ABD'NİN HAREKAT TEPKİSİ: "Barış Pınarı harekatı bölgesi ve diğer bölgelerden Türkiye'ye yönelik tehditler artmaya başladı. Biz önceki harekatları tehdidi ortadan kaldırmak için yaptık. Tehdit artıyorsa, görevimiz buna yönelik tedbir almaktır. ABD'liler de -NATO sürecinde de görüyoruz- 'endişeleri anlıyoruz' diyorlar. 'Anlıyoruz' ne demek, endişe gerçek. Sadece anlamayın, gereğini de yapın."
YPG'YE YARDIM KESİLMELİ: "ABD bize saldıran bu terör örgütlerine destek veriyor mu? Veriyor. Eğitim desteği veriyor, silah veriyor... Öncelikle bu yardımı kesmeli."
MUTABAKATA UYMADILAR: "İkincisi; Barış Pınarı başladıktan sonra o zamanki başkan yardımcısı Pence, Dışişleri Bakanı Pompeo, Ulusal Güvenlik Danışmanı O'Brien hepsi geldi, oturduk konuştuk, müzakere ettik.
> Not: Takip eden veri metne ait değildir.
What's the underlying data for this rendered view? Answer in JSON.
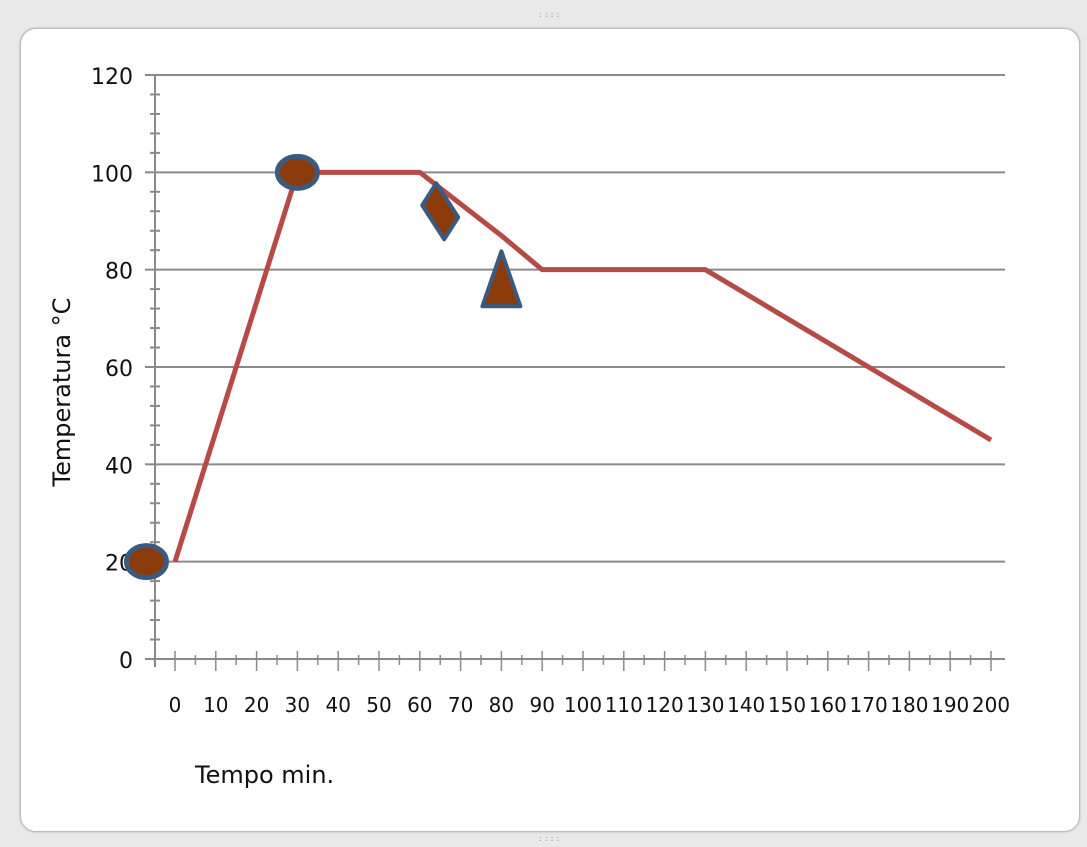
{
  "chart_data": {
    "type": "line",
    "title": "",
    "xlabel": "Tempo min.",
    "ylabel": "Temperatura °C",
    "x_tick_labels": [
      "0",
      "10",
      "20",
      "30",
      "40",
      "50",
      "60",
      "70",
      "80",
      "90",
      "100",
      "110",
      "120",
      "130",
      "140",
      "150",
      "160",
      "170",
      "180",
      "190",
      "200"
    ],
    "y_ticks": [
      0,
      20,
      40,
      60,
      80,
      100,
      120
    ],
    "ylim": [
      0,
      120
    ],
    "grid": true,
    "legend": "none",
    "series": [
      {
        "color": "#b54a46",
        "x": [
          0,
          30,
          60,
          80,
          90,
          130,
          200
        ],
        "y": [
          20,
          100,
          100,
          87,
          80,
          80,
          45
        ]
      }
    ],
    "markers": [
      {
        "shape": "ellipse",
        "x": -7,
        "y": 20,
        "fill": "#8b3a0a",
        "stroke": "#3a5a80"
      },
      {
        "shape": "ellipse",
        "x": 30,
        "y": 100,
        "fill": "#8b3a0a",
        "stroke": "#3a5a80"
      },
      {
        "shape": "diamond",
        "x": 65,
        "y": 92,
        "fill": "#8b3a0a",
        "stroke": "#3a5a80"
      },
      {
        "shape": "triangle",
        "x": 80,
        "y": 77,
        "fill": "#8b3a0a",
        "stroke": "#3a5a80"
      }
    ]
  }
}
Bir belge üzerinde anlaştık ortak açıklama yaptık. ABD, bu bölgelerdeki terör örgütlerini 30 km derinliğe çekme sözü verdi. Madem endişeyi anlıyorsun, madem operasyon yapmamı istemiyorsun -ona da bağlı değil gerçi ama-, temizleme sözü verdin tutmadın, o zaman temizle. Rusya da aynı şekilde; onlarla da mutabakata vardık. Her iki ülkenin de sorumluluğu var. Sonuçta bu olmadı ve son zamanlarda terör saldırıları artıyor. Türkiye olarak da elimiz kolumuz bağlı kalamaz, ne zaman bize saldıracaklar diye bekleyemeyiz, gereğini yapmamız lazım."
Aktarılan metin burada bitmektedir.